Both African-American and Caucasian patients with advanced RCC have seen improved survival with targeted therapies, though African-Americans still experience survival disadvantages.
Both African-American (AA) and Caucasian patients with advanced renal cell carcinoma (RCC) have seen improved survival since the advent of targeted therapies, according to a new analysis. Though AA patients still have a survival disadvantage compared with Caucasians, this finding suggests that targeted therapies have benefitted both groups similarly.
Previous work had suggested that the survival disadvantage for AA patients with RCC may have been worse in the last decade compared with the 1990s, meaning that targeted therapies beginning with sorafenib in 2005 offered a differing benefit based on race.
The new study, led by Matthew I. Milowsky, MD, of the University of North Carolina Lineberger Comprehensive Cancer Center in Chapel Hill, used the National Cancer Data Base (NCDB) to assess the changes to survival in RCC patients by race over time. The results were published in Cancer.

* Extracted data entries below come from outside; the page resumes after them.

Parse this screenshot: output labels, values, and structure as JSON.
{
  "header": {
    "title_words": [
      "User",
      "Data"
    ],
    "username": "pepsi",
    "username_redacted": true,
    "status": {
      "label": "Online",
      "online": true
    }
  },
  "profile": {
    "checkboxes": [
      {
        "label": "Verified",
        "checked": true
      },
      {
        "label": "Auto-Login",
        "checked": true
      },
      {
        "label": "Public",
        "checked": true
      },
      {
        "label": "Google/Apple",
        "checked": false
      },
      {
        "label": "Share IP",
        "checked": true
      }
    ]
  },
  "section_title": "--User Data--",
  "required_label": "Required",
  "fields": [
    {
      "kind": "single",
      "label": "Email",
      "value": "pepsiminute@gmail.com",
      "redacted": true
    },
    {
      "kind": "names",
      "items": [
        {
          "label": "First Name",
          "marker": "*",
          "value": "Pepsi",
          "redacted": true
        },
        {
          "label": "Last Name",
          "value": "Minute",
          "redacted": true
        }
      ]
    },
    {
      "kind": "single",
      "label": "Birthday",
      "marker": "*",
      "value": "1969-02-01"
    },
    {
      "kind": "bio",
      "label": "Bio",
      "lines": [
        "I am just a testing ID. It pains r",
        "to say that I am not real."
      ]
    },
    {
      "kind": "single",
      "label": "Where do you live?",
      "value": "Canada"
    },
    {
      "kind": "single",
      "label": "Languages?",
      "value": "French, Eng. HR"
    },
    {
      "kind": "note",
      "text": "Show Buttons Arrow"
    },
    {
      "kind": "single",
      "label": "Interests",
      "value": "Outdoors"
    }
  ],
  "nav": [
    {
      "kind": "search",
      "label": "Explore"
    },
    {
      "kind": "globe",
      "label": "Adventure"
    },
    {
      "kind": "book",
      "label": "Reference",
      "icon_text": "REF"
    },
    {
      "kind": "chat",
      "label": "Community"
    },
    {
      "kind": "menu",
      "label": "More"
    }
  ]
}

In total, the study included 48,846 patients with RCC, 4,918 (10%) of whom were AA patients. AA patients were younger at diagnosis, less likely to be men, and had significantly lower household income; they were more likely to present with distant metastatic disease, and less likely to undergo nephrectomy.
The median overall survival (OS) in the 1998–2004 period was 6.9 months for Caucasians and 5.6 months for AA patients. These both improved significantly in the 2006–2011 period, to 8.3 months and 6.4 months, respectively (P < .01 for both). The 5-year OS rate rose from 8.4% in the earlier period to 10.3% in the 2006–2011 period in Caucasian patients; in AA patients, the rate rose from 7.5% to 8.5%.
There was no significant interaction between race and time period on survival (P = .15), suggesting that both races benefit similarly from the advent of targeted therapies. The researchers then restricted the analysis to only those patients who received systemic therapy, as access to care has been suggested as a reason for racial disparity in outcome; in that analysis, both groups had higher survival than the general population, and both Caucasian and AA patients improved over time.
Still, AA patients maintained a survival disadvantage over the course of the period studied. The unadjusted hazard ratio for death for AA patients vs Caucasian patients was 1.13 (95% CI, 1.08–1.19) in the earlier era, and 1.18 (95% CI, 1.13–1.23) in the targeted therapy era. Adjustments for a variety of factors did not dramatically change those ratios.
“Our study demonstrates that both AA and Caucasian patients with advanced RCC have had a significant increase in the rate of systemic treatment, with an accompanying improvement in survival, since the advent of targeted therapy,” the authors wrote.
The persistent survival disadvantage, though, remains concerning. “When taken together with prior studies, our study supports that differences in tumor biology other than standard histology could potentially explain these findings,” the authors wrote, adding that further study into that question is needed.